Girato per la televisione tedesca a metà degli anni 70 in una pausa auto-imposta della lavorazione di Nessuna festa per la morte del cane di Satana, Voglio solo che voi mi amiate (1976) è una parabola laica e psicoanalitica ancora molto attuale che sovverte l’etica alla base della società dei consumi e le istituzioni che la legittimano, a partire dalla famiglia tradizionale e dal patriarcato. Ispirandosi ad una storia vera documentata in un libro di interviste a condannati all’ergastolo, Rainer Werner Fassbinder mette in scena il destino amaro di un figliol prodigo rifiutato, con l’unica colpa di aver assimilato il linguaggio del consumo e del denaro per esprimere e per ricevere prima il proprio affetto di figlio e successivamente il proprio amore di marito.

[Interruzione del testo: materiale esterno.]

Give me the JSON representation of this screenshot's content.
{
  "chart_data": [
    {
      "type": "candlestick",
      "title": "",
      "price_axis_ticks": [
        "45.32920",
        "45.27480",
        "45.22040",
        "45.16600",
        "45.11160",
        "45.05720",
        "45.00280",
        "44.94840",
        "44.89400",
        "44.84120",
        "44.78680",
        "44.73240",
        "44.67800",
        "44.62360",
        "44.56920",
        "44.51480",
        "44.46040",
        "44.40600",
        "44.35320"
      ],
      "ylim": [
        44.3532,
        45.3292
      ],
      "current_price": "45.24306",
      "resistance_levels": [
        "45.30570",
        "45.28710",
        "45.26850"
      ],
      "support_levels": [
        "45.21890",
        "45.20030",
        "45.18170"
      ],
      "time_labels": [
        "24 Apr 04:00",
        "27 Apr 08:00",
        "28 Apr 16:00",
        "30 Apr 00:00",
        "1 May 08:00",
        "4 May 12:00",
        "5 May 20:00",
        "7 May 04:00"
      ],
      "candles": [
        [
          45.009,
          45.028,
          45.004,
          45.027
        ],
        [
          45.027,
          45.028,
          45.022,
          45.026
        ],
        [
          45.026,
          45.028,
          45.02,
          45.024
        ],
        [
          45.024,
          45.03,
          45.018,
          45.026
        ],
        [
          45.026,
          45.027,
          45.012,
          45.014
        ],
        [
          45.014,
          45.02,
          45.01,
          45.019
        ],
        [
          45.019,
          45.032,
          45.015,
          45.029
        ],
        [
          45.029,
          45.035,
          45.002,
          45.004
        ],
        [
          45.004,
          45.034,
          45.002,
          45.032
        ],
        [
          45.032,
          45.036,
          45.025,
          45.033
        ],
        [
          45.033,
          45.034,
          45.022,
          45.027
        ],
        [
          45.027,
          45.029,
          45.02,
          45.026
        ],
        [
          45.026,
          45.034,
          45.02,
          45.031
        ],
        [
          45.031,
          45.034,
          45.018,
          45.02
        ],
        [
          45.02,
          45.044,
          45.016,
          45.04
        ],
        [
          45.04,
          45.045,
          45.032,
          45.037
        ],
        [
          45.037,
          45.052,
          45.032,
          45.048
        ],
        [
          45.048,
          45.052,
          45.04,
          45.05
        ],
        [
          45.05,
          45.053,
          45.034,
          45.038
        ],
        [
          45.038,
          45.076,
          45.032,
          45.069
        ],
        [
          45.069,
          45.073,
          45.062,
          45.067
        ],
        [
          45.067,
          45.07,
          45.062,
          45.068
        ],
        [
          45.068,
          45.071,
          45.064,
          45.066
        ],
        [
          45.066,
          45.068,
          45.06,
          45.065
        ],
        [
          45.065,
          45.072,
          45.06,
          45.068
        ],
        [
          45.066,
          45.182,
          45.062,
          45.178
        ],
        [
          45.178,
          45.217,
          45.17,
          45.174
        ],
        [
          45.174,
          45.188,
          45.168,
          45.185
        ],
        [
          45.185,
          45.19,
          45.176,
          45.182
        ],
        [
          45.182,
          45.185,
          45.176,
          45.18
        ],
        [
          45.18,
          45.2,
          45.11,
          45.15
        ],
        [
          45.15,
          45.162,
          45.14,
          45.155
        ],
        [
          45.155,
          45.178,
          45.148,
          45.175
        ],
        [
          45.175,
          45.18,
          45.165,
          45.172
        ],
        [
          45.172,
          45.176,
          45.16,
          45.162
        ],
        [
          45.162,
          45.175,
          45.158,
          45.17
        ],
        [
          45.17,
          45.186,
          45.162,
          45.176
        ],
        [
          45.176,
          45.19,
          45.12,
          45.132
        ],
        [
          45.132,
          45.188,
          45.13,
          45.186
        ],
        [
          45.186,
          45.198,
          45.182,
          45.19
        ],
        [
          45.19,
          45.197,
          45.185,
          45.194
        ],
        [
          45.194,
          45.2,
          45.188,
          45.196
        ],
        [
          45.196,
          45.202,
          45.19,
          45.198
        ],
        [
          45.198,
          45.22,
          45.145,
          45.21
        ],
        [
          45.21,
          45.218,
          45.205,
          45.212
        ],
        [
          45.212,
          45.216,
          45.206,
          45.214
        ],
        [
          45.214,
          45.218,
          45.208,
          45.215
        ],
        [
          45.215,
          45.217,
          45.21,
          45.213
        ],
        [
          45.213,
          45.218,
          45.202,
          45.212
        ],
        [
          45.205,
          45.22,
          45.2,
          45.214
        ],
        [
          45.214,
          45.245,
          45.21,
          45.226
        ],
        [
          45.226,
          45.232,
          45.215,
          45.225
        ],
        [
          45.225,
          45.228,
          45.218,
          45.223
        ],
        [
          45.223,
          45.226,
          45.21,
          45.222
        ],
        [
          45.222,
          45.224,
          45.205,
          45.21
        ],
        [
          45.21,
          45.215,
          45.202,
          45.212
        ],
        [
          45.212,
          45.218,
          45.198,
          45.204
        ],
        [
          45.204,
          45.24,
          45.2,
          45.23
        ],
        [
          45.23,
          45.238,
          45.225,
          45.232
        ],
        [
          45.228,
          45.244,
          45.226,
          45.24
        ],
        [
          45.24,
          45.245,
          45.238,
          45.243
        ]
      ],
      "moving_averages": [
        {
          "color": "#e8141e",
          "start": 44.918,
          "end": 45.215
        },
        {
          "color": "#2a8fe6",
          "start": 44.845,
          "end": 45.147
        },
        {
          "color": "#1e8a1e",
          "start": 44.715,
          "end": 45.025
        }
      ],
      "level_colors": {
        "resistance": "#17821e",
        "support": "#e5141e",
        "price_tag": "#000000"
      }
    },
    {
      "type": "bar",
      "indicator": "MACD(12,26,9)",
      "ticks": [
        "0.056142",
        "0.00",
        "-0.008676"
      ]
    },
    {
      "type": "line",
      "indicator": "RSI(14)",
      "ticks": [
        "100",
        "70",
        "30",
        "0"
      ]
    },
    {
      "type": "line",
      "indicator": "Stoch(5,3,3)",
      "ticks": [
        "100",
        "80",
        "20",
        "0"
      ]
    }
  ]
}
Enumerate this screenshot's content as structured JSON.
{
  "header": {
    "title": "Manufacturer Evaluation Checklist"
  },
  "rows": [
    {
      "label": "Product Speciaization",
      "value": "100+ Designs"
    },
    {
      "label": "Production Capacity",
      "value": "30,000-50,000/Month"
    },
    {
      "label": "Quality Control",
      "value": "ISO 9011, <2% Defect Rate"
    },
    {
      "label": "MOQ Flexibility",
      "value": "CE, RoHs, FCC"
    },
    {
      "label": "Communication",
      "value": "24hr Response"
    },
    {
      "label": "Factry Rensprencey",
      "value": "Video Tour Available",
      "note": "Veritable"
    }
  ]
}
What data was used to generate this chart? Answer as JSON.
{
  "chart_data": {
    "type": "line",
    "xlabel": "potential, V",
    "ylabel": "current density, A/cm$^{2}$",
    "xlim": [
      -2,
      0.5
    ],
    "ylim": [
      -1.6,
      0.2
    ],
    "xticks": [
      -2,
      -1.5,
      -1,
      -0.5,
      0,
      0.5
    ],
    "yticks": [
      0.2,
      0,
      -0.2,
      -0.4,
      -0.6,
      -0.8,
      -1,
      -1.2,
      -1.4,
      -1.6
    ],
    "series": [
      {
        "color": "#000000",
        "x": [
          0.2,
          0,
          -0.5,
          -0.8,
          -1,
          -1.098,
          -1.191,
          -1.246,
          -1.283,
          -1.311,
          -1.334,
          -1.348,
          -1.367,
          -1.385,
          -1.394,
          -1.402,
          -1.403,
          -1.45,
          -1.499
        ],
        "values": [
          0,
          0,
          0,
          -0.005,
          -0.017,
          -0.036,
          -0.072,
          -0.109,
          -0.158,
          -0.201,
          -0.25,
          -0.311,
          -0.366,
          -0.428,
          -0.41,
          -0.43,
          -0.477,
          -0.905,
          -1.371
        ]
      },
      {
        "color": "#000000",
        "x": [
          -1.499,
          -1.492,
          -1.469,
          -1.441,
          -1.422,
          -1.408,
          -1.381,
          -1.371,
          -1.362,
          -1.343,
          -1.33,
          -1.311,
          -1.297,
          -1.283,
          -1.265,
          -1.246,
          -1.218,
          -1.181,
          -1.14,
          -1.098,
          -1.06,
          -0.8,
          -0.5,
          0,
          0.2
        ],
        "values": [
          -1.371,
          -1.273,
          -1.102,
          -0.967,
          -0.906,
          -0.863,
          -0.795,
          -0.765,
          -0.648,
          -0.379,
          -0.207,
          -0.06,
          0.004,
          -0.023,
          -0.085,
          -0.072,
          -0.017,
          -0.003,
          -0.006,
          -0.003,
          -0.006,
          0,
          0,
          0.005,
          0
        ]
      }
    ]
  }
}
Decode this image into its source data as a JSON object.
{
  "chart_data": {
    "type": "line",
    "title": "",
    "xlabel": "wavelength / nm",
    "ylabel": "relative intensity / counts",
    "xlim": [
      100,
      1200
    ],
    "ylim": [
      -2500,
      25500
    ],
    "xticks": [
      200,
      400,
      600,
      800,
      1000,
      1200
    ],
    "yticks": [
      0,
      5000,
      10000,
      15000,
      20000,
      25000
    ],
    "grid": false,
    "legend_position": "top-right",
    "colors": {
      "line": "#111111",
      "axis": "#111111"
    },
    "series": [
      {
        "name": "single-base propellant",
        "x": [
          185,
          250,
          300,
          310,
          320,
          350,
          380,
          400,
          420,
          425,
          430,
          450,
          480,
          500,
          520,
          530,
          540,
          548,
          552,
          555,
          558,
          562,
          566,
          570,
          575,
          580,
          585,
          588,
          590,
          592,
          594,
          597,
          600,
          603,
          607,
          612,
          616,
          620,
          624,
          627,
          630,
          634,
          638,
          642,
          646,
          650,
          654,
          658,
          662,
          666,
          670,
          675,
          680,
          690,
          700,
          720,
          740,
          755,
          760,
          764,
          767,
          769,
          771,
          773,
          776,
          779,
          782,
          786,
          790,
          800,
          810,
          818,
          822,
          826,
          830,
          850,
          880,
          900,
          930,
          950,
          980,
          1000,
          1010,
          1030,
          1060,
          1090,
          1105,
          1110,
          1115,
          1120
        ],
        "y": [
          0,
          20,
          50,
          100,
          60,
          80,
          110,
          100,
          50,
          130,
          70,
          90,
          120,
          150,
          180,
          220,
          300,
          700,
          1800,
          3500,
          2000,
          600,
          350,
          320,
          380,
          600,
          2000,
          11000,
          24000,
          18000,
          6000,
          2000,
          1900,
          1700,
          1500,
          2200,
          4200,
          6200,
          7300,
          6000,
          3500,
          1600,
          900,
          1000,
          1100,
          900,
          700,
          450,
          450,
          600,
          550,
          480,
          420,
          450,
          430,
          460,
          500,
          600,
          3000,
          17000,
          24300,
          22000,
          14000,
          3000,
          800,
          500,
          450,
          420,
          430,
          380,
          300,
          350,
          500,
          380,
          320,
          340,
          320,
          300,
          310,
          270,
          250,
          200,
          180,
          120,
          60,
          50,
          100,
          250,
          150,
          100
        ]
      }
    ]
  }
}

Peter, interpretato da un efficace Vitus Zaplichal, è stato cresciuto dai genitori con una fredda etica del lavoro all’interno di una famiglia di provincia dove le aspirazioni borghesi contano più dei rapporti umani anche tra gli stessi genitori, una madre fredda e un padre assente. Quando Peter incontra e sposa Erika, i genitori, a cui lui ha appena costruito una casa, gli fanno freddamente capire che deve mettersi alla prova. La coppia si trasferisce quindi a Monaco, dove Peter inizia a lavorare come muratore. Apprezzato dai suoi superiori, Peter scivola tuttavia progressivamente verso una cupa disperazione in quanto l’unico modo che conosce per esprimere i propri sentimenti verso la moglie è l’acquisto di beni materiali, che, in quanto maschio, deve essere il solo a procurare, e le troppe rate finiscono per strozzarlo. Incapace di chiedere aiuto al padre, Peter lo sostituisce con il proprietario di un’osteria che gli assomiglia, uno dei tanti elementi stranianti del film, arrivando fino alle estreme conseguenze di uccidere lui invece che il genitore.

La struttura narrativa del film agisce come un vero e proprio ritorno del represso, partendo dalla prigione dove Peter sta scontando la sua detenzione per omicidio e procedendo per salti cronologici non lineari, indietro e in avanti, dall’infanzia del protagonista fino ad episodi della vita adulta. In questo modo, l’atto dell’omicidio finale è continuamente anticipato, messo in scena e, in qualche modo, desiderato così come viene continuamente ribadita la prigionia del protagonista come caratteristica predominante del suo destino.

Voglio solo che voi mi amiate mostra la trasformazione degli affetti prodotta dal mercato capitalista, in cui i sentimenti diventano merce e le emozioni possono essere espresse solo attraverso il linguaggio degli affari e dei beni di consumo. Il film smonta il mito della mobilità sociale e dell’etica weberiana del capitalismo: Peter tenta di interpretare l’uomo che si fa da solo, artefice della propria ricchezza attraverso la dedizione al lavoro; tuttavia, il finale non è la teleologia dell’ascensione sociale ma l’esatto contrario, confermando la sentenza di carcere a vita che Peter sente fin dalla sua infanzia.

Se, come sostiene Fredric Jameson in Firme del visibile, ogni prodotto della cultura di massa esprime anche una carica utopica, oltre agli aspetti di manipolazione sociale, in Voglio solo che voi mi amiate questa carica è simbolizzata dall’uso ricorrente dei mazzi di fiori che tornano insistentemente durante tutto il film. I fiori riportano, contemporaneamente, sia alla punizione primordiale che i genitori infliggono a Peter per averne raccolto un mazzo dal giardino dei vicini sia al desiderio di amore e di emancipazione, oltre le convenzioni sociali, che ha portato Peter a compiere quella prima trasgressione. Un’aspirazione ad un’altra condizione di vita che il protagonista non riuscirà a realizzare per costrizioni sociali e psicologiche.